Description
You will design and implement a PySpark Structured Streaming application to ingest data from Confluent Kafka topics into Apache Iceberg tables.
Responsibilities
- Build streaming pipelines that parse JSON and Avro payloads, apply schema mappings, and write atomically to Iceberg using the foreachBatch micro-batch pattern.
- Configure Kafka source parameters including bootstrap servers, consumer group IDs, offset management, checkpoint paths, and trigger intervals.
- Implement PII detection and Protegrity tokenization hooks within the ingestion pipeline before data lands in the Iceberg Bronze layer.
- Write comprehensive unit and integration tests for row count validation, schema conformance, Kafka offset commit verification, and source data comparison.
- Support UAT by walking engineers through the code, demonstrating the use of only supported Apache APIs, and addressing review findings.
Required Skills
- 4+ years of hands-on experience with Apache Kafka (Producer & Consumer) in PySpark, Java, or Scala.
- Deep understanding of Kafka internals: topics, partitions, consumer groups, offsets, rebalancing, and exactly-once delivery semantics.
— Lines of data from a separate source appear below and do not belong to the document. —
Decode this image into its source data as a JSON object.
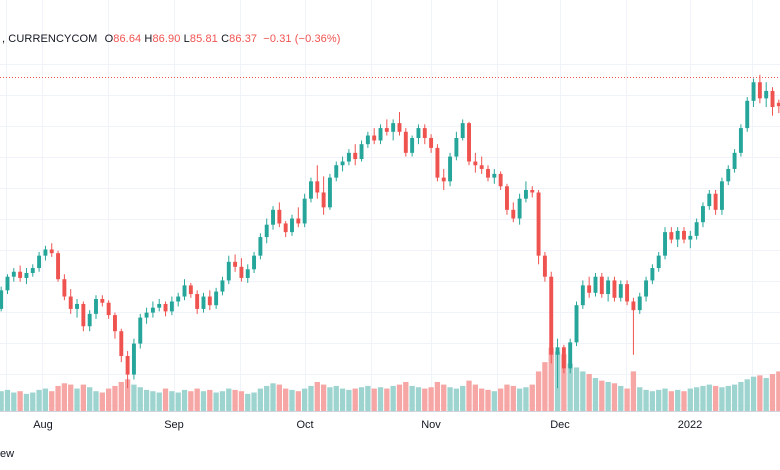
{
  "legend": {
    "source": ", CURRENCYCOM",
    "open_label": "O",
    "open": "86.64",
    "high_label": "H",
    "high": "86.90",
    "low_label": "L",
    "low": "85.81",
    "close_label": "C",
    "close": "86.37",
    "change": "−0.31 (−0.36%)"
  },
  "footer_text": "ew",
  "colors": {
    "up": "#26a69a",
    "down": "#ef5350",
    "up_volume": "#9ed4cf",
    "down_volume": "#f5a6a5",
    "grid": "#f0f3fa",
    "last_price_line": "#ef5350"
  },
  "chart_data": {
    "type": "candlestick",
    "x_tick_labels": [
      "Aug",
      "Sep",
      "Oct",
      "Nov",
      "Dec",
      "2022"
    ],
    "last_close": 86.37,
    "ylim": [
      62.0,
      90.5
    ],
    "volume_max": 100,
    "candles": [
      [
        70.0,
        71.8,
        69.8,
        71.5,
        30
      ],
      [
        71.5,
        72.8,
        71.2,
        72.6,
        32
      ],
      [
        72.6,
        73.3,
        72.2,
        73.0,
        28
      ],
      [
        73.0,
        73.5,
        72.2,
        72.5,
        30
      ],
      [
        72.5,
        73.3,
        72.0,
        72.9,
        26
      ],
      [
        72.9,
        73.6,
        72.6,
        73.3,
        28
      ],
      [
        73.3,
        74.6,
        73.0,
        74.3,
        32
      ],
      [
        74.3,
        75.1,
        73.9,
        74.8,
        34
      ],
      [
        74.8,
        75.3,
        74.2,
        74.5,
        30
      ],
      [
        74.5,
        74.7,
        72.2,
        72.4,
        38
      ],
      [
        72.4,
        72.8,
        70.7,
        71.0,
        42
      ],
      [
        71.0,
        71.6,
        69.6,
        70.0,
        40
      ],
      [
        70.0,
        70.8,
        69.3,
        70.4,
        34
      ],
      [
        70.4,
        70.6,
        68.2,
        68.6,
        40
      ],
      [
        68.6,
        69.9,
        68.2,
        69.6,
        36
      ],
      [
        69.6,
        71.1,
        69.2,
        70.8,
        30
      ],
      [
        70.8,
        71.1,
        70.2,
        70.5,
        28
      ],
      [
        70.5,
        70.7,
        69.2,
        69.5,
        34
      ],
      [
        69.5,
        69.7,
        67.6,
        68.2,
        38
      ],
      [
        68.2,
        68.4,
        65.7,
        66.2,
        44
      ],
      [
        66.2,
        66.6,
        63.6,
        64.7,
        48
      ],
      [
        64.7,
        67.6,
        64.3,
        67.2,
        40
      ],
      [
        67.2,
        69.6,
        66.8,
        69.3,
        36
      ],
      [
        69.3,
        70.1,
        68.8,
        69.7,
        32
      ],
      [
        69.7,
        70.6,
        69.3,
        70.1,
        30
      ],
      [
        70.1,
        70.8,
        69.8,
        70.4,
        28
      ],
      [
        70.4,
        70.6,
        69.4,
        69.8,
        34
      ],
      [
        69.8,
        71.0,
        69.5,
        70.6,
        30
      ],
      [
        70.6,
        71.3,
        70.2,
        71.0,
        28
      ],
      [
        71.0,
        72.4,
        70.7,
        71.9,
        32
      ],
      [
        71.9,
        72.1,
        70.9,
        71.2,
        30
      ],
      [
        71.2,
        71.5,
        69.6,
        70.0,
        34
      ],
      [
        70.0,
        71.3,
        69.7,
        71.0,
        30
      ],
      [
        71.0,
        71.5,
        69.9,
        70.3,
        32
      ],
      [
        70.3,
        71.7,
        70.0,
        71.4,
        28
      ],
      [
        71.4,
        72.6,
        71.1,
        72.3,
        30
      ],
      [
        72.3,
        74.3,
        72.0,
        73.8,
        34
      ],
      [
        73.8,
        74.4,
        73.0,
        73.4,
        32
      ],
      [
        73.4,
        74.1,
        72.2,
        72.5,
        30
      ],
      [
        72.5,
        73.6,
        72.1,
        73.2,
        26
      ],
      [
        73.2,
        74.6,
        72.9,
        74.3,
        28
      ],
      [
        74.3,
        76.1,
        74.0,
        75.8,
        34
      ],
      [
        75.8,
        77.3,
        75.3,
        76.8,
        38
      ],
      [
        76.8,
        78.3,
        76.4,
        78.0,
        42
      ],
      [
        78.0,
        78.6,
        76.6,
        76.9,
        40
      ],
      [
        76.9,
        77.1,
        75.8,
        76.2,
        34
      ],
      [
        76.2,
        77.6,
        75.9,
        77.3,
        32
      ],
      [
        77.3,
        78.2,
        76.6,
        76.9,
        30
      ],
      [
        76.9,
        79.3,
        76.6,
        78.9,
        34
      ],
      [
        78.9,
        80.6,
        78.6,
        80.3,
        38
      ],
      [
        80.3,
        81.6,
        78.9,
        79.4,
        44
      ],
      [
        79.4,
        80.7,
        77.6,
        78.2,
        40
      ],
      [
        78.2,
        80.9,
        78.0,
        80.6,
        36
      ],
      [
        80.6,
        81.9,
        80.3,
        81.6,
        38
      ],
      [
        81.6,
        82.3,
        81.1,
        81.9,
        34
      ],
      [
        81.9,
        82.9,
        81.6,
        82.6,
        32
      ],
      [
        82.6,
        83.3,
        81.6,
        82.1,
        34
      ],
      [
        82.1,
        83.6,
        81.9,
        83.3,
        36
      ],
      [
        83.3,
        84.3,
        83.0,
        84.0,
        38
      ],
      [
        84.0,
        84.6,
        83.3,
        83.6,
        34
      ],
      [
        83.6,
        84.9,
        83.3,
        84.6,
        36
      ],
      [
        84.6,
        85.3,
        84.0,
        84.3,
        34
      ],
      [
        84.3,
        85.3,
        83.6,
        85.0,
        38
      ],
      [
        85.0,
        85.9,
        84.0,
        84.3,
        40
      ],
      [
        84.3,
        84.6,
        82.3,
        82.6,
        44
      ],
      [
        82.6,
        84.0,
        82.3,
        83.8,
        38
      ],
      [
        83.8,
        84.9,
        83.3,
        84.6,
        36
      ],
      [
        84.6,
        84.9,
        83.3,
        83.8,
        34
      ],
      [
        83.8,
        84.1,
        82.6,
        83.0,
        36
      ],
      [
        83.0,
        83.3,
        80.3,
        80.6,
        44
      ],
      [
        80.6,
        81.3,
        79.6,
        80.3,
        40
      ],
      [
        80.3,
        82.6,
        79.9,
        82.3,
        36
      ],
      [
        82.3,
        84.3,
        82.0,
        83.8,
        34
      ],
      [
        83.8,
        85.3,
        83.6,
        85.0,
        38
      ],
      [
        85.0,
        85.1,
        81.6,
        81.9,
        46
      ],
      [
        81.9,
        82.6,
        81.0,
        81.6,
        40
      ],
      [
        81.6,
        82.3,
        80.9,
        81.3,
        34
      ],
      [
        81.3,
        81.6,
        80.3,
        80.6,
        32
      ],
      [
        80.6,
        81.3,
        80.1,
        80.9,
        30
      ],
      [
        80.9,
        81.1,
        79.6,
        79.9,
        34
      ],
      [
        79.9,
        80.1,
        77.6,
        78.0,
        40
      ],
      [
        78.0,
        78.6,
        77.0,
        77.3,
        38
      ],
      [
        77.3,
        79.3,
        76.8,
        78.9,
        34
      ],
      [
        78.9,
        80.3,
        78.6,
        79.6,
        36
      ],
      [
        79.6,
        79.9,
        79.0,
        79.4,
        40
      ],
      [
        79.4,
        79.6,
        73.6,
        74.3,
        60
      ],
      [
        74.3,
        74.6,
        72.2,
        72.6,
        74
      ],
      [
        72.6,
        73.0,
        65.6,
        66.3,
        96
      ],
      [
        66.3,
        67.6,
        63.6,
        66.9,
        90
      ],
      [
        66.9,
        67.1,
        64.8,
        65.2,
        86
      ],
      [
        65.2,
        67.6,
        64.8,
        67.3,
        72
      ],
      [
        67.3,
        70.6,
        67.0,
        70.3,
        66
      ],
      [
        70.3,
        72.3,
        70.0,
        71.9,
        60
      ],
      [
        71.9,
        72.6,
        70.9,
        71.3,
        56
      ],
      [
        71.3,
        72.9,
        71.0,
        72.6,
        50
      ],
      [
        72.6,
        72.9,
        70.9,
        71.2,
        46
      ],
      [
        71.2,
        72.6,
        70.6,
        72.3,
        44
      ],
      [
        72.3,
        72.6,
        70.6,
        70.9,
        42
      ],
      [
        70.9,
        72.3,
        70.6,
        72.0,
        38
      ],
      [
        72.0,
        72.3,
        70.3,
        70.6,
        34
      ],
      [
        70.6,
        70.9,
        66.3,
        69.9,
        60
      ],
      [
        69.9,
        71.3,
        69.6,
        71.0,
        36
      ],
      [
        71.0,
        72.6,
        70.6,
        72.3,
        32
      ],
      [
        72.3,
        73.6,
        72.0,
        73.3,
        30
      ],
      [
        73.3,
        74.6,
        73.0,
        74.3,
        32
      ],
      [
        74.3,
        76.6,
        74.0,
        76.2,
        34
      ],
      [
        76.2,
        76.6,
        75.3,
        75.6,
        30
      ],
      [
        75.6,
        76.6,
        75.0,
        76.3,
        32
      ],
      [
        76.3,
        76.6,
        75.3,
        75.6,
        30
      ],
      [
        75.6,
        76.3,
        74.9,
        75.9,
        34
      ],
      [
        75.9,
        77.3,
        75.6,
        77.0,
        36
      ],
      [
        77.0,
        78.6,
        76.6,
        78.3,
        38
      ],
      [
        78.3,
        79.6,
        78.0,
        79.3,
        40
      ],
      [
        79.3,
        79.6,
        77.6,
        78.0,
        38
      ],
      [
        78.0,
        80.6,
        77.6,
        80.3,
        36
      ],
      [
        80.3,
        81.6,
        80.0,
        81.3,
        38
      ],
      [
        81.3,
        82.9,
        81.0,
        82.6,
        40
      ],
      [
        82.6,
        84.9,
        82.3,
        84.6,
        44
      ],
      [
        84.6,
        87.1,
        84.3,
        86.8,
        48
      ],
      [
        86.8,
        88.6,
        86.3,
        88.3,
        52
      ],
      [
        88.3,
        88.9,
        86.6,
        87.0,
        54
      ],
      [
        87.0,
        88.3,
        86.3,
        87.6,
        50
      ],
      [
        87.6,
        87.9,
        85.6,
        86.3,
        56
      ],
      [
        86.64,
        86.9,
        85.81,
        86.37,
        60
      ]
    ]
  }
}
- Experience with Confluent Kafka: Schema Registry, Avro/JSON serialization, and Confluent Cloud or on-prem cluster configuration.
- Strong practical experience with PySpark Structured Streaming: Kafka/file sources, foreachBatch, output modes, and checkpoint management.
- Ability to tune streaming micro-batch trigger intervals, watermarking, and late data handling for production workloads.
- Hands-on experience writing streaming data directly to Apache Iceberg tables using the Iceberg Spark runtime.
- Implement robust error handling including dead-letter queues, parse error isolation, and recovery from checkpoint failures.
- Working knowledge of Apache Iceberg catalog configuration, schema definition, append writes, and partition strategies.
- Familiarity with S3-compatible object storage as an Iceberg warehouse destination and medallion architecture principles.